También es una de las posiciones favoritas de Aries en la medida en el que los dos elementos de la pareja están en contacto pero no conectados visualmente, y una de los dos está en situación de sumisión. Si la mujer quiere llegar al placer máximo debe apoyar los codos en la cama, de modo que el punto G llega a su máxima estimulación. Por eso esta postura, una de las más populares, se llama también Super G o Furor Salvaje.

 

 

2. La Mariposa

La posición anterior era perfecta para Aries para dar rienda suelta a su vigor sexual. Sin embargo, algunas veces también necesita combinar esto con posiciones que le permitan ver frente a frente el rostro de su amante. Para el ariano, sentir que está proporcionando placer a la otra persona, ver en la cara de su pareja cómo disfruta de su sexo, es una fuente de excitación imprescindible.

Así que combinará las posiciones clásicas del perrito con otras posiciones donde, desde su posición de dominio, pueda conectar visualmente con la cara de la otra persona. En ese sentido, la posición de "La Mariposa" puede ser un recurso recurrente para el carnero.

Para realizar esta posición, lo más idóneo es una mesa o un soporte elevado en el que la mujer pueda tumbarse de espaldas en el borde y el hombre pueda penetrarla de pie. La clave para aprovechar al máximo esta posición es que la pelvis de la mujer esté por debajo de la del hombre, de modo que tenga que levantar su espalda para llevar su vagina hacia el pene.
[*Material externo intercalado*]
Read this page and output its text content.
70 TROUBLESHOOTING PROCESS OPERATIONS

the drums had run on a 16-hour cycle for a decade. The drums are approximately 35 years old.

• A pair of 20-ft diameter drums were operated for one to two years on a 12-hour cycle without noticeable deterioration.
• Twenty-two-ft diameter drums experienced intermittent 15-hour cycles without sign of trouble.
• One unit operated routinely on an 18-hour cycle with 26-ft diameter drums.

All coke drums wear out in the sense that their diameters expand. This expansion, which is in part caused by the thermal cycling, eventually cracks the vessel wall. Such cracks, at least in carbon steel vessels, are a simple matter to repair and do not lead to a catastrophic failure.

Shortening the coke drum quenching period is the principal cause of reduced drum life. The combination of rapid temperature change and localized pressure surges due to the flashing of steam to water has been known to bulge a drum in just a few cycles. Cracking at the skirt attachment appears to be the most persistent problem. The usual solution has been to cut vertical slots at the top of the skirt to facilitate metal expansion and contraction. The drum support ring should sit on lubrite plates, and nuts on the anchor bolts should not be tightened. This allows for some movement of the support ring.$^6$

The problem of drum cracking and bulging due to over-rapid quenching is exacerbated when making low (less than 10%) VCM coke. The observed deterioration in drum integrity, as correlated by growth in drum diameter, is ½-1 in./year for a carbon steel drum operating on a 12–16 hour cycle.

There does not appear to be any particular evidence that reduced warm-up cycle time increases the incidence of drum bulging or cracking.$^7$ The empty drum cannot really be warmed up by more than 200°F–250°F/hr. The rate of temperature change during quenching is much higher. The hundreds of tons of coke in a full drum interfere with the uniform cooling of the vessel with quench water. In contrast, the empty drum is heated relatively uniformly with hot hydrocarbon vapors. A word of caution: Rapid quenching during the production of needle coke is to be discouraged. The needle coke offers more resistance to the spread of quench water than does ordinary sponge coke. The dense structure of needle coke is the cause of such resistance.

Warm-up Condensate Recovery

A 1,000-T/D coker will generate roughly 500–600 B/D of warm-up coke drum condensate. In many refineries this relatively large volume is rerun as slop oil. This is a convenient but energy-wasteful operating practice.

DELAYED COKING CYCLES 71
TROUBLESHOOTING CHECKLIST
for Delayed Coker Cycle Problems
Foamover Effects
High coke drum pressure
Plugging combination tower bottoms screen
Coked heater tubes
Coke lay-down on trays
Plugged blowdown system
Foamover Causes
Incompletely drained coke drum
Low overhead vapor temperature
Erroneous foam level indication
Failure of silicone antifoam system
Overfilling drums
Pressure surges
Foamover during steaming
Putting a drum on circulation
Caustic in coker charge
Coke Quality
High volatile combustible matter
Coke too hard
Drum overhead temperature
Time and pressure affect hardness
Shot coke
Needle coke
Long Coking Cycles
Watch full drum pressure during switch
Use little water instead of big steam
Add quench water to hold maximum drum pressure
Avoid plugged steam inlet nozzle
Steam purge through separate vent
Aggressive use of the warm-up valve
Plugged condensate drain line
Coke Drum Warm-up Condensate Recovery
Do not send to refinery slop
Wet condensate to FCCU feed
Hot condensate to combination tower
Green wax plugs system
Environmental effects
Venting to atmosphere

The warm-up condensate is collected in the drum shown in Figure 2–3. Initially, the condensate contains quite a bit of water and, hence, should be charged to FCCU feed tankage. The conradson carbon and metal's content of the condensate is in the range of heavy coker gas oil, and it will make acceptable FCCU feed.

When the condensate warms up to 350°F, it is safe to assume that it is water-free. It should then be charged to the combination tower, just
Entonces la mujer levanta la piernas y las apoya en los hombres de Aries, y este la sujeta por la cadera variando la inclinación y la intensidad. Una vez más, la mujer queda a merced de su amante Aries, que es quien controla la intensidad y la angulación.

3. El pájaro carpintero

Vamos con una de sexo oral. En este caso, la mujer está completamente privada de movimientos y sometida al vaivén del pene de Aries que se introduce en la boca de ella repetidamente hasta que Aries se cansa. Por eso resulta tan excitante para Aries, porque en esta posición de sexo oral hay un elemento que domina por completo la escena y otro que acepta voluntariamente la total sumisión.

Cuando decimos total sumisión, es total: La mujer está impedida de todo movimiento. 

Para realizar "El pájaro carpintero" la mujere se limita a tumbarse con los brazos pegados al cuerpo y deja que el hombre se siente a la altura de su pecho sobre ella, de modo que le impide el movimiento de los brazos y del torso. Desde este mismo instante, la mujer ha quedado presa de la voluntad de su amante, que tiene los genitales al mismo nivel que la boca de ella. Así que solo se trata de acercar su pene a la boca de ella, o con sus manos apretar la cabeza de ella hacia su pene, y penetrarla bucalmente a su ritmo. 

Aries aumentará el ritmo de la penetración a medida que vaya sintiéndose más excitado, una excitación que aumentará al ver a su pareja totalmente inmovilizada y sumisa.